In its latest ruling on the Africa route, the IASC has knocked back Qantas’s application for approval of its SAA tie-up for the next five years, extending its approval for just over a year until December 31, 2012.
That was at least partly as a result of a submission by Virgin Australia, which said the Qantas-SAA deal was a barrier for any new airline that wanted to fly between Australia and South Africa.
(Virgin Australia axed three weekly unprofitable Melbourne-Johannesburg flights in February to concentrate on US routes.
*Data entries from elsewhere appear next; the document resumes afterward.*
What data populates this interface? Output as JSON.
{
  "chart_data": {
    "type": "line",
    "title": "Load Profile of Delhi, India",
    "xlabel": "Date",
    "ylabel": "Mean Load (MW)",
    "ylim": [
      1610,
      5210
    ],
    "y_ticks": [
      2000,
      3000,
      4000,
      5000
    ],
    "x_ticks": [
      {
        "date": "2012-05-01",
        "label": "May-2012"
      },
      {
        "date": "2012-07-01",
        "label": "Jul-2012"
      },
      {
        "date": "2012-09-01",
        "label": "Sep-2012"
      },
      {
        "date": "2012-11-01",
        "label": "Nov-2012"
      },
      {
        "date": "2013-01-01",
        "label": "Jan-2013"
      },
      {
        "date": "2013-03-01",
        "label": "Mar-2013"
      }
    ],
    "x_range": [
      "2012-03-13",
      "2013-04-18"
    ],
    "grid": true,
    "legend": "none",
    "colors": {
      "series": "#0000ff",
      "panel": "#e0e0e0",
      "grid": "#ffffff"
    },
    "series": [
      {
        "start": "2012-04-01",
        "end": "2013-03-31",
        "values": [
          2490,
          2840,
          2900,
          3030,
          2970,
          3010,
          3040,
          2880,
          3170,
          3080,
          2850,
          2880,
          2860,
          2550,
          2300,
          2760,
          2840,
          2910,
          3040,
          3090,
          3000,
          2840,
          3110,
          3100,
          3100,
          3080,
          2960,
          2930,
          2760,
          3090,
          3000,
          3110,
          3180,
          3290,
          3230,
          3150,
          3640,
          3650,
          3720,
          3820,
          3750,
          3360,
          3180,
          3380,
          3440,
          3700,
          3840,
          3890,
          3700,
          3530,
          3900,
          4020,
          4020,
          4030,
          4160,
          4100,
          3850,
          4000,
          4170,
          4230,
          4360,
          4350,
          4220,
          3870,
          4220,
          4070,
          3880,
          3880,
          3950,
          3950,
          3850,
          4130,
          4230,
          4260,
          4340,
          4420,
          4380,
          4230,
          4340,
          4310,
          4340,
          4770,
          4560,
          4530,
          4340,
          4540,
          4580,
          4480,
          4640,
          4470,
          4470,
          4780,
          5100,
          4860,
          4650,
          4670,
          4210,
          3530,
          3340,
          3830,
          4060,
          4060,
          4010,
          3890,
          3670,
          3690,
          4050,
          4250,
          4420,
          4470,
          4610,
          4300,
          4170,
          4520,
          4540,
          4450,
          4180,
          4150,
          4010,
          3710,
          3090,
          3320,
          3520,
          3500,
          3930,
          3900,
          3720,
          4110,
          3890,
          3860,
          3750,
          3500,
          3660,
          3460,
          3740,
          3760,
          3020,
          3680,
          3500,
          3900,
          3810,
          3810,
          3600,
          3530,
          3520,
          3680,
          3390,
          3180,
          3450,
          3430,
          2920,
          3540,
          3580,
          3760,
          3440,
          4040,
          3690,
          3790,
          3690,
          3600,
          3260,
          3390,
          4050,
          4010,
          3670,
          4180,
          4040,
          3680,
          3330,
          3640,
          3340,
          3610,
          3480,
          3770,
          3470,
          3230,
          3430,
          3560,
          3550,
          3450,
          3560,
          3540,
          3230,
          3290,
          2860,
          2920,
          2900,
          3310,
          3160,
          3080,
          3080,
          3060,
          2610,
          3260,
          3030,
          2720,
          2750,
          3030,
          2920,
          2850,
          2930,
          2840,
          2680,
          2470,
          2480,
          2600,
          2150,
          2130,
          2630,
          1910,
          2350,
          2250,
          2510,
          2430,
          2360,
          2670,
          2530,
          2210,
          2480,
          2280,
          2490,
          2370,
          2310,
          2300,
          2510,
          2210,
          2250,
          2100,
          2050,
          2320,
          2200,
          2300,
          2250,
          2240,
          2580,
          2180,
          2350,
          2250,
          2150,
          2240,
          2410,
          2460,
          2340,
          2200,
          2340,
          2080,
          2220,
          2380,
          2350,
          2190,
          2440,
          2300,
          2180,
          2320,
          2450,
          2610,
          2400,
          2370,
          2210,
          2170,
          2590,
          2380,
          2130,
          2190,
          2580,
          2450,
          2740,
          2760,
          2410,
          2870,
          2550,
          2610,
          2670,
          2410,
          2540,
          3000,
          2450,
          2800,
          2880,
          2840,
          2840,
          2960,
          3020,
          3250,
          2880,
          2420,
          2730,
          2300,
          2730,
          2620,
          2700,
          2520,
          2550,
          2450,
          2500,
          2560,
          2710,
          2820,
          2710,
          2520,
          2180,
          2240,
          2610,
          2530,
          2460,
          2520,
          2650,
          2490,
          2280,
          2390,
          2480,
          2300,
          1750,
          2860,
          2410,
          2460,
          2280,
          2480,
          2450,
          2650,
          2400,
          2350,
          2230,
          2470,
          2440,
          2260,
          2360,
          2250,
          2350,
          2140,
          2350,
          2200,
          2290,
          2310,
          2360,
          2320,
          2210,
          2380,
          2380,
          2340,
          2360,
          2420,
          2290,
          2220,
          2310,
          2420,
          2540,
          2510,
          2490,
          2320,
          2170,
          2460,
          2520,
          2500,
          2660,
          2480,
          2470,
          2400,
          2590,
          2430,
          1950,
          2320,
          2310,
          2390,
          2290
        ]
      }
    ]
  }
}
There were several technical and commercial issues that killed the service, not least of the fact that three a week was not enough for business travellers and the Virgin flights were operated by twin-engined Boeing 777-300s that added up to three hours to the time taken each way to keep within safe diversion limits over the Southern Ocean – a restriction that doesn’t apply to Qantas’s four-engined 747s).
The IASC notes that, if Qantas was forced to relinquish its SAA tie-up, it would open up the possibility that Virgin Australia could re-establish a relationship it used to have with South Africa Airways and begin proper price competition on SAA’s Perth-Jo'burg flights, which the IASC has stipulated must be at least daily under the terms of the new agreement.
Part of the problem is that Virgin Australia hasn’t yet announced its intentions on its alliance relationships: two of its partners, Singapore Airlines and Air New Zealand are already members of Star alliance, along with South African Airways, but there is still no Star carrier in Australia.
Have you been put off travelling to Africa by high fares? Have you looked at flying via Asia or the Middle East? Is Africa just not on your shopping list? Why?